Florida officials have found mosquitoes in Miami Beach infected with Zika, the first time the virus has been detected in mosquitoes in the continental United States.
Officials had already announced that Zika is circulating in a portion of Miami Beach and a neighborhood in Miami after deducing that some Zika cases could only have been acquired from local mosquitoes. But discovering Zika-positive mosquitoes amounts to what authorities have described as a smoking gun that local Zika transmission is indeed occurring.
So far, federal health officials have identified the two zones in Miami Beach and Miami as the only spots of active Zika transmission in the United States and have recommended pregnant woman avoid traveling to those areas if possible.
As of Wednesday, Florida had seen 47 local Zika cases. It has had 569 cases related to people traveling to other regions where Zika is spreading, including 80 involving pregnant women.

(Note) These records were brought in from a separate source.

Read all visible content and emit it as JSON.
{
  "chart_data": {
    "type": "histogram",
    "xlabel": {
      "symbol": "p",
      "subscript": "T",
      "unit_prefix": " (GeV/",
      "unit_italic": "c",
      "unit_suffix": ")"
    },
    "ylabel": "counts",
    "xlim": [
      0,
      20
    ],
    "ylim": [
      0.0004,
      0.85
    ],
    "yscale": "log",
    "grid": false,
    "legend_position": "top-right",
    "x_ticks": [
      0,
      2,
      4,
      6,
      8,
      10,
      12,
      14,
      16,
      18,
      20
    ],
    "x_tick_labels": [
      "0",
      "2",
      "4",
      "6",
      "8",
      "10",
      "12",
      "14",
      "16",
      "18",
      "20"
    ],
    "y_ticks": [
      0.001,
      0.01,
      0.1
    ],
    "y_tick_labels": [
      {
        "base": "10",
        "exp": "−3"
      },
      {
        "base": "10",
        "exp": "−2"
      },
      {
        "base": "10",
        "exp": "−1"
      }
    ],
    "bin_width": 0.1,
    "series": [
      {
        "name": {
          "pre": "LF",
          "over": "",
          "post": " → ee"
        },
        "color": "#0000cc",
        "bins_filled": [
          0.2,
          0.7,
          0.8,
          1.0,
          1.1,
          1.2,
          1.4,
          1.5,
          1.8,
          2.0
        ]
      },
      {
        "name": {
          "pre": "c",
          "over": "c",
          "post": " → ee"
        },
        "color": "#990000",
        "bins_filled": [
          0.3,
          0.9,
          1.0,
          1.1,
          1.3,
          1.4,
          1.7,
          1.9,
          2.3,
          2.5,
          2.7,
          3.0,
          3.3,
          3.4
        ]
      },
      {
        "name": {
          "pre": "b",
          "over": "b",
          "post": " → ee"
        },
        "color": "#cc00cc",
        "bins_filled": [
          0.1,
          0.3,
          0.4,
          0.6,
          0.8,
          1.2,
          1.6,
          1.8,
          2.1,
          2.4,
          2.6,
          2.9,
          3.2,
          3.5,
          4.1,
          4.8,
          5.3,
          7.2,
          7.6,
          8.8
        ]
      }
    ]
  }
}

The three Zika-positive mosquito samples came from a small area in Miami Beach, the state’s Department of Agriculture and Consumer Services announced Thursday. A mosquito sample typically consists of material from more than a dozen individual mosquitoes.

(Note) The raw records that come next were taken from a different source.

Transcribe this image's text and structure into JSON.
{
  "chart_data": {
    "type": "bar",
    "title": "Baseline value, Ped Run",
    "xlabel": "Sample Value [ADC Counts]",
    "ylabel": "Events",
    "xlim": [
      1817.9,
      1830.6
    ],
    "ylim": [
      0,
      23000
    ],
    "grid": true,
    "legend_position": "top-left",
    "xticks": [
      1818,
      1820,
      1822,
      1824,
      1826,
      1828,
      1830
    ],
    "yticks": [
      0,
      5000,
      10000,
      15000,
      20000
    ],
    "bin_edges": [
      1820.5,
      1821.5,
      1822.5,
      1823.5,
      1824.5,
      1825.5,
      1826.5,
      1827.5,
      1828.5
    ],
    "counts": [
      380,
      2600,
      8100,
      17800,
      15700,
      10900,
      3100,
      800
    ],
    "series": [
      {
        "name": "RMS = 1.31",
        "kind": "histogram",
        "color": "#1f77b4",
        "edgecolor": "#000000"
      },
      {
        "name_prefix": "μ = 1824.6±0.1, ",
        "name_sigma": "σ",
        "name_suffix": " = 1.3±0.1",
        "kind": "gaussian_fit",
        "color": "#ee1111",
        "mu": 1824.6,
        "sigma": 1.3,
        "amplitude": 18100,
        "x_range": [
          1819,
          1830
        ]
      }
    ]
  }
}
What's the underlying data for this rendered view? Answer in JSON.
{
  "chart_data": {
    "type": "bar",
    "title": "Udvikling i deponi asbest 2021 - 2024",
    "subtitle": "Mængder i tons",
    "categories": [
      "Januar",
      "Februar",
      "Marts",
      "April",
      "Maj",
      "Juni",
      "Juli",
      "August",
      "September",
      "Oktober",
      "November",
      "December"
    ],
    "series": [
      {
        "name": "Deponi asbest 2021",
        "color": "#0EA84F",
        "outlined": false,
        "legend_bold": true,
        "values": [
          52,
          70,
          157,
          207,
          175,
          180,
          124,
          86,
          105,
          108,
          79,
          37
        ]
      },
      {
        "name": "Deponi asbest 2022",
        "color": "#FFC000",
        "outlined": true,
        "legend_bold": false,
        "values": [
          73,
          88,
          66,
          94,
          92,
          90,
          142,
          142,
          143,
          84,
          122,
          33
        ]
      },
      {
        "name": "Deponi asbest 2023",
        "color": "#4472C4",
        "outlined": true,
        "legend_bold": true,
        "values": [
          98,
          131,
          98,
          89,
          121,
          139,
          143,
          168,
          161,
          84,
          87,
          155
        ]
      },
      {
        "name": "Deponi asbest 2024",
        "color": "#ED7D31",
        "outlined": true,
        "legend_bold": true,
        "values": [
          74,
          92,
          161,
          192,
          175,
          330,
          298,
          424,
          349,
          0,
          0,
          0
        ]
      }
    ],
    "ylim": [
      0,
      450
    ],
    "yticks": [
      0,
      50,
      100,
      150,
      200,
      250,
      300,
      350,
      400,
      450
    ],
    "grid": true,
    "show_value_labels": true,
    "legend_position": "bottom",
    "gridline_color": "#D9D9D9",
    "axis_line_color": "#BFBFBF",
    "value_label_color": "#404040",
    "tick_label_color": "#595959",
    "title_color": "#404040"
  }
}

Officials ramped up their trapping and testing of mosquitoes after local spread was identified, and the department said that 95 additional mosquito samples from the area have tested negative for Zika since infected mosquitoes were identified.
Since May, the state has tested more than 40,000 mosquitoes, the department said.

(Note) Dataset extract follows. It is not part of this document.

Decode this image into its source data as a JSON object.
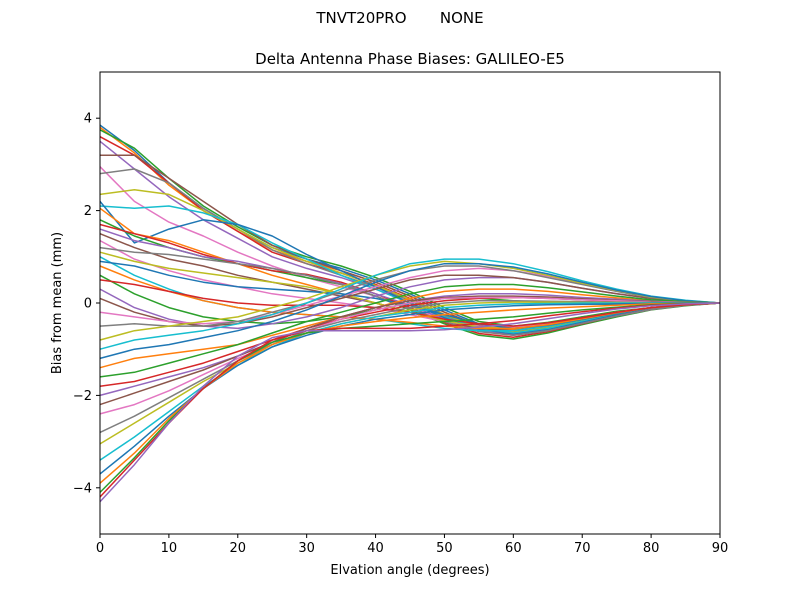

The Zika virus, which has spread rapidly through much of Latin America and the Caribbean, is transmitted mainly by mosquitoes, but can also be passed through sex. It typically causes mild symptoms or none at all, but it can cause severe birth defects in fetuses when it infects pregnant women.
Since the discovery of local Zika spread in Miami-Dade County, officials have expanded their mosquito control efforts, with particular focus in the two areas where transmission is active. One challenge in fighting mosquitoes in Miami Beach is the city’s famous high rises, which create wind tunnels and prevent planes from flying low enough to dispense insecticide effectively.